🤖 AI Summary
Existing vision-language models (VLMs) struggle with complex, iterative reasoning in video understanding, while agent-based approaches rely on proprietary models or extensive reinforcement learning (RL) training.
Method: We propose a human-inspired, three-stage reasoning framework—Retrieve-Perceive-Review—that synergizes global exploration and local analysis for evidence retrieval and iterative refinement. Our approach constructs an entity-graph-based structured video knowledge base and integrates reasoning-capable large language models (LLMs), lightweight computer vision (CV) models, and VLMs via multi-granularity tool coordination and open-model fusion—without RL training.

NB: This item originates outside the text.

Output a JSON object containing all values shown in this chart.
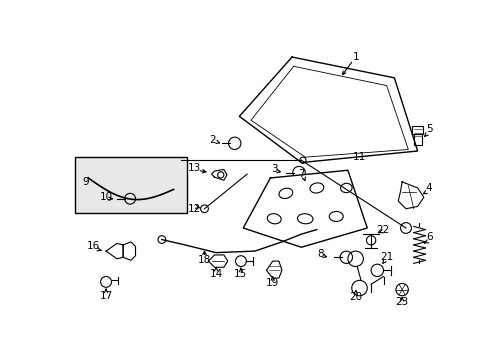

Contribution/Results: Evaluated on long-video benchmarks including LVBench and VideoMME-Long, our method achieves state-of-the-art (SOTA) or near-SOTA performance. It significantly enhances reasoning interpretability and system openness, enabling transparent, modular, and scalable video understanding.
📝 Abstract
Video understanding requires not only visual recognition but also complex reasoning. While Vision-Language Models (VLMs) demonstrate impressive capabilities, they typically process videos largely in a single-pass manner with limited support for evidence revisit and iterative refinement. While recently emerging agent-based methods enable long-horizon reasoning, they either depend heavily on expensive proprietary models or require extensive agentic RL training. To overcome these limitations, we propose Agentic Video Intelligence (AVI), a flexible and training-free framework that can mirror human video comprehension through system-level design and optimization. AVI introduces three key innovations: (1) a human-inspired three-phase reasoning process (Retrieve-Perceive-Review) that ensures both sufficient global exploration and focused local analysis, (2) a structured video knowledge base organized through entity graphs, along with multi-granularity integrated tools, constituting the agent's interaction environment, and (3) an open-source model ensemble combining reasoning LLMs with lightweight base CV models and VLM, eliminating dependence on proprietary APIs or RL training. Experiments on LVBench, VideoMME-Long, LongVideoBench, and Charades-STA demonstrate that AVI achieves competitive performance while offering superior interpretability.